There’s only one thing wrong with most holidays…
And it’s not even that they’re over too soon. Never mind that they usually ARE…but that’s not it.
One aspect of holiday weekends that makes most of us writers salivate at our keyboards is the thought that, for at least some of that time, we CAN be salivating at our keyboards, and no one’s going to say a word. The husband’ll be sleeping late on one or all of those days…the kids’ll be outside (at least on these summer holidays) tooling around the neighborhood or sitting in a cool basement playing video games…and there we’ll be, with nothing but a few hours ahead of us, a computer in front of us, and a pot of coffee beside us.
Should be an idyllic creative moment, right?
I found myself this evening in an interesting conundrum. I had a busier weekend than I should have, in that I had to play catchup on some freelance work that fell by the wayside last weekend. Long story, health related, daughter is OK, we think…(budget won’t be, but daughter is). But when your Sunday and Monday are interrupted with ER visits and X-ray errands, not to mention pharmacy runs and the other draining or daunting side trips, writing tends to take a back seat. Writing something funny or heartwarming at that point might be just what the doctor ordered—but you haven’t got the strength or the energy for it, either. (!)
Nevertheless, now that things are calmer, I’ve been scrambling to get current with my nonfiction writing assignments. Some of them are pretty well caught up or—dare we say it?—even, for all practical purposes, done. One still has multiple parts left to it, and has taken way too long…but at least the collaborator seems generally pleased with the work once we finally get past his broken English and my complete ineptitude at writing “techie” and meet in the middle. :-) I did send back some of the documents he had made suggestions on, rewritten and the like—but I didn’t do that until I ran smack into a brick wall looking at my own work.
And there’s the rub. The idea that “when I get time over a weekend, I’m going to use it writing,” versus the reality of what actually happens when we do so. As in, sometimes, panic.
Yeah, I know, writing’s easy for me. It’s supposed to be, anyway. But I’ve been had. Hornswoggled. Led down the garden path…of nonfiction editing and freelance pieces. These pieces, on the whole, come together without a whole lot of angst on my part. They’re not easy, necessarily…but they just don’t take a lot emotionally out of me, either, which is good—because ideally, then, that leaves the emotion for the fiction.

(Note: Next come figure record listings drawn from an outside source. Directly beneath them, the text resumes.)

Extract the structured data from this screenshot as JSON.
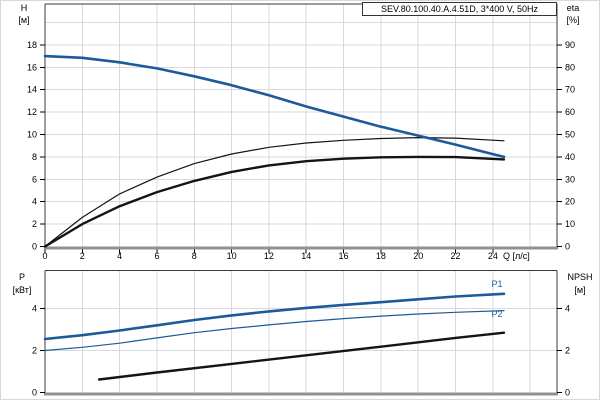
{
  "colors": {
    "accent_blue": "#1d5a99",
    "curve_black": "#141414",
    "grid": "#d9d9d9",
    "plot_border": "#3a3a3a",
    "axis_baseline": "#909090",
    "text": "#000000"
  },
  "chart_data": [
    {
      "type": "line",
      "title": "SEV.80.100.40.A.4.51D, 3*400 V, 50Hz",
      "xlabel": "Q [л/с]",
      "ylabel_left_name": "H",
      "ylabel_left_unit": "[м]",
      "ylabel_right_name": "eta",
      "ylabel_right_unit": "[%]",
      "xlim": [
        0,
        27.4
      ],
      "ylim_left": [
        0,
        21.7
      ],
      "ylim_right": [
        0,
        108.5
      ],
      "grid": true,
      "legend_position": "none",
      "x_ticks": [
        0,
        2,
        4,
        6,
        8,
        10,
        12,
        14,
        16,
        18,
        20,
        22,
        24
      ],
      "yticks_left": [
        0,
        2,
        4,
        6,
        8,
        10,
        12,
        14,
        16,
        18
      ],
      "yticks_right": [
        0,
        10,
        20,
        30,
        40,
        50,
        60,
        70,
        80,
        90
      ],
      "series": [
        {
          "name": "H",
          "axis": "left",
          "color": "#1d5a99",
          "width": 2.6,
          "points": [
            [
              0,
              17
            ],
            [
              2,
              16.85
            ],
            [
              4,
              16.45
            ],
            [
              6,
              15.9
            ],
            [
              8,
              15.2
            ],
            [
              10,
              14.4
            ],
            [
              12,
              13.5
            ],
            [
              14,
              12.5
            ],
            [
              16,
              11.6
            ],
            [
              18,
              10.7
            ],
            [
              20,
              9.9
            ],
            [
              22,
              9.1
            ],
            [
              24,
              8.25
            ],
            [
              24.6,
              8.0
            ]
          ]
        },
        {
          "name": "eta1",
          "axis": "right",
          "color": "#141414",
          "width": 1.2,
          "points": [
            [
              0,
              0
            ],
            [
              2,
              13
            ],
            [
              4,
              23.5
            ],
            [
              6,
              31
            ],
            [
              8,
              37
            ],
            [
              10,
              41.3
            ],
            [
              12,
              44.3
            ],
            [
              14,
              46.2
            ],
            [
              16,
              47.4
            ],
            [
              18,
              48.2
            ],
            [
              20,
              48.6
            ],
            [
              22,
              48.4
            ],
            [
              24.6,
              47.2
            ]
          ]
        },
        {
          "name": "eta2",
          "axis": "right",
          "color": "#141414",
          "width": 2.4,
          "points": [
            [
              0,
              0
            ],
            [
              2,
              10
            ],
            [
              4,
              18
            ],
            [
              6,
              24.3
            ],
            [
              8,
              29.3
            ],
            [
              10,
              33.3
            ],
            [
              12,
              36.2
            ],
            [
              14,
              38.1
            ],
            [
              16,
              39.2
            ],
            [
              18,
              39.8
            ],
            [
              20,
              40
            ],
            [
              22,
              39.9
            ],
            [
              24.6,
              38.9
            ]
          ]
        }
      ]
    },
    {
      "type": "line",
      "title": "",
      "xlabel": "",
      "ylabel_left_name": "P",
      "ylabel_left_unit": "[кВт]",
      "ylabel_right_name": "NPSH",
      "ylabel_right_unit": "[м]",
      "xlim": [
        0,
        27.4
      ],
      "ylim_left": [
        0,
        5.8
      ],
      "ylim_right": [
        0,
        5.8
      ],
      "grid": true,
      "legend_position": "inline-right",
      "x_ticks": [],
      "yticks_left": [
        0,
        2,
        4
      ],
      "yticks_right": [
        0,
        2,
        4
      ],
      "series": [
        {
          "name": "P1",
          "label": "P1",
          "axis": "left",
          "color": "#1d5a99",
          "width": 2.6,
          "points": [
            [
              0,
              2.55
            ],
            [
              2,
              2.73
            ],
            [
              4,
              2.95
            ],
            [
              6,
              3.2
            ],
            [
              8,
              3.45
            ],
            [
              10,
              3.67
            ],
            [
              12,
              3.86
            ],
            [
              14,
              4.03
            ],
            [
              16,
              4.17
            ],
            [
              18,
              4.3
            ],
            [
              20,
              4.44
            ],
            [
              22,
              4.57
            ],
            [
              24.6,
              4.7
            ]
          ]
        },
        {
          "name": "P2",
          "label": "P2",
          "axis": "left",
          "color": "#1d5a99",
          "width": 1.2,
          "points": [
            [
              0,
              2.0
            ],
            [
              2,
              2.15
            ],
            [
              4,
              2.35
            ],
            [
              6,
              2.6
            ],
            [
              8,
              2.85
            ],
            [
              10,
              3.05
            ],
            [
              12,
              3.22
            ],
            [
              14,
              3.38
            ],
            [
              16,
              3.52
            ],
            [
              18,
              3.64
            ],
            [
              20,
              3.74
            ],
            [
              22,
              3.82
            ],
            [
              24.6,
              3.9
            ]
          ]
        },
        {
          "name": "NPSH",
          "axis": "right",
          "color": "#141414",
          "width": 2.4,
          "points": [
            [
              2.9,
              0.62
            ],
            [
              6,
              0.95
            ],
            [
              10,
              1.36
            ],
            [
              14,
              1.77
            ],
            [
              18,
              2.18
            ],
            [
              22,
              2.6
            ],
            [
              24.6,
              2.85
            ]
          ]
        }
      ]
    }
  ]
}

Until I sat there this evening looking at the work I had to do on one book, and thought, “This is too much. This is going to be SO hard. I’m not even sure what way to go yet.” So I pulled out the short story…and had much the same reaction. I didn’t want to get back into it. I was scared I couldn’t do it…again. And I retreated to the safe, easy stuff I know I CAN do now. Even if it’s sometimes boring as sin—at least I know I CAN do it. And I will get paid something for it.

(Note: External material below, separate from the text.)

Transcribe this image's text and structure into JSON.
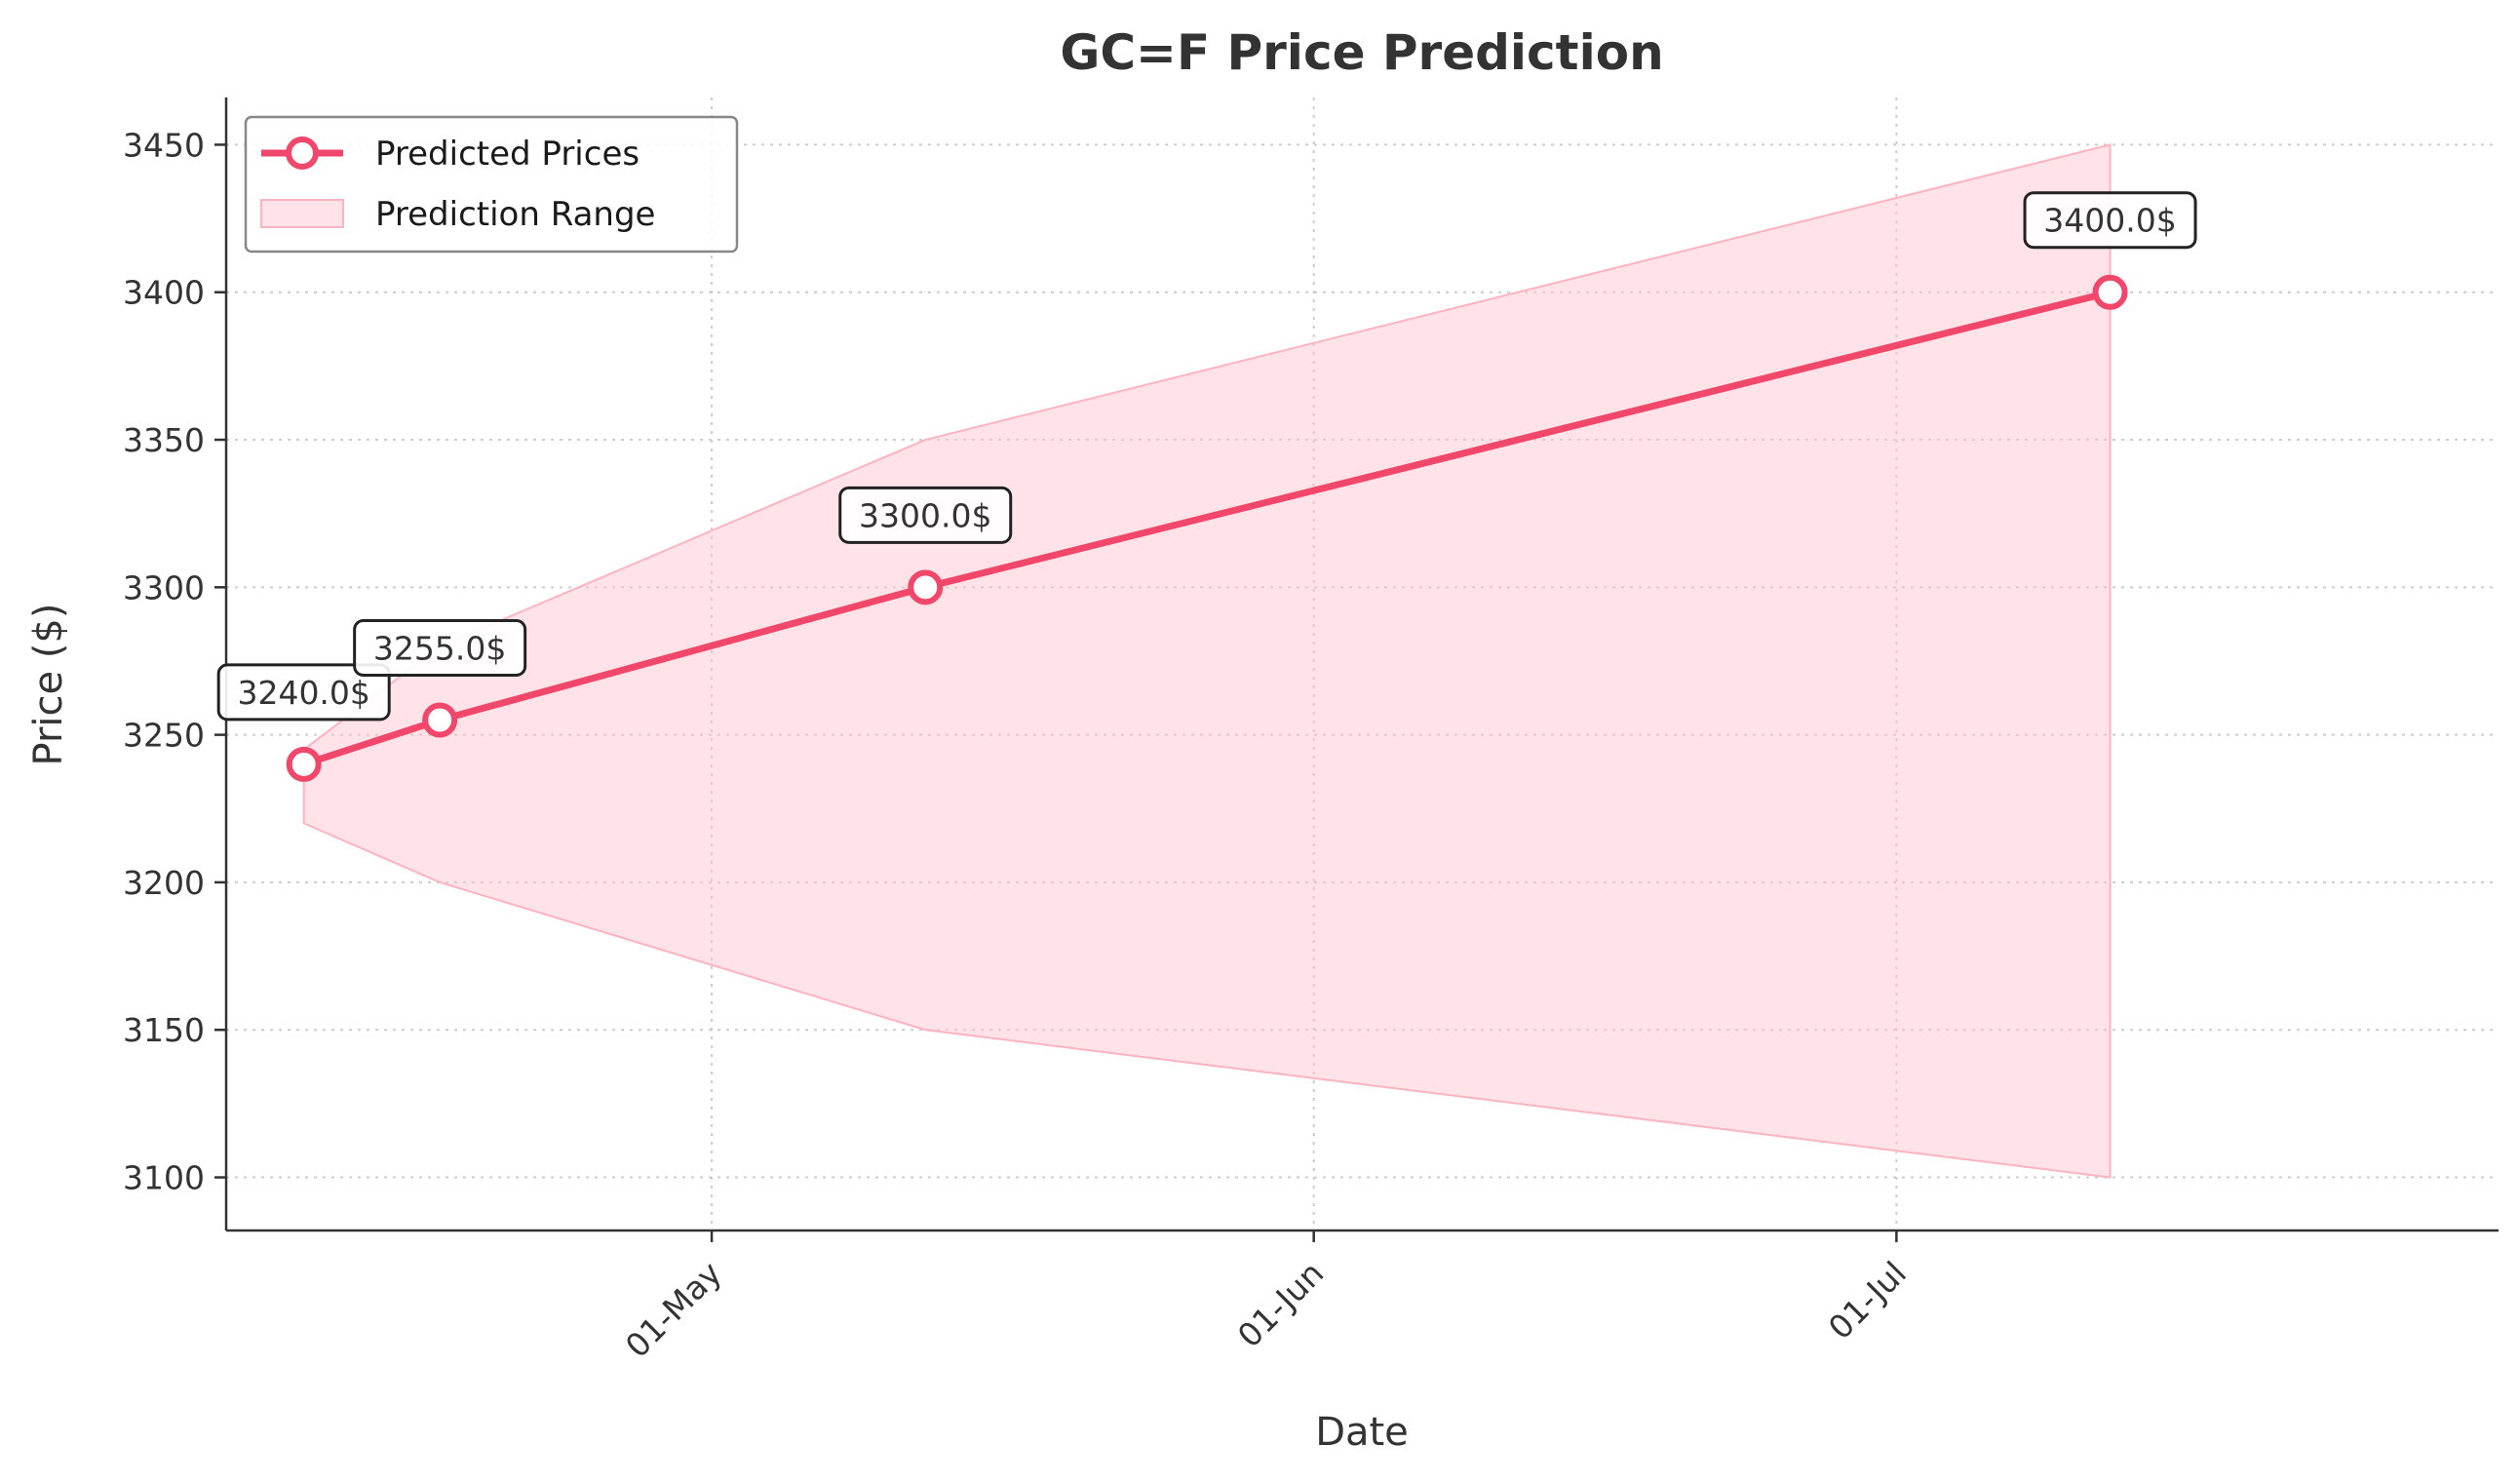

Which, even if I were to finish the fiction I’m working on now in the next twenty minutes…won’t be something that happens any time soon from it.
It can’t be denied that right now, my most pressing need is money, and so it makes sense that writing for pay—even if it’s not all that dependable pay—tends to be more attractive than writing fiction that may, or may not, sell sometime before I’m supposed to officially be “retirement” age. (No comment.) But I wish it had not also turned into something that’s become more “fun”—because it’s easier—than fiction.
I’m a novelist. I’m still feeling called to be a novelist. But quite honestly, where is the energy and emotion going to come from for it if I chicken out and write the stuff I know I’ll get paid for first? And where am I as a responsible working writer if I shun things I really can do, things that will pay things like daughter’s ER bill…in favor of trying to eke out some of my novels again from the unsettled states and pieces in which they find themselves?
If I had the answer to this one, I’d not have to worry about trying to apportion time properly on a holiday weekend. And I would have had a more successful fiction “go” on this one, too.
But maybe, just maybe, if I approach my fiction the way I started out doing nonfiction…which was tiny pieces at a time…I can get my “fiction feet” back under me again. I can get the novel’s sea legs again...and once again, find the most relaxing, exhilarating, and rewarding end of my work coming from where it always came from before.
Maybe. I’m hoping so. Because this alternative of having novels in pieces, short stories half done, and feeling like a failure every time I don’t crank out a couple thousand words of my OWN stuff a weekend…this ain’t a good place to live in for long. I don’t like it. And I can’t believe it’s remotely good for my Muse or what I still feel called, after all this time, to do.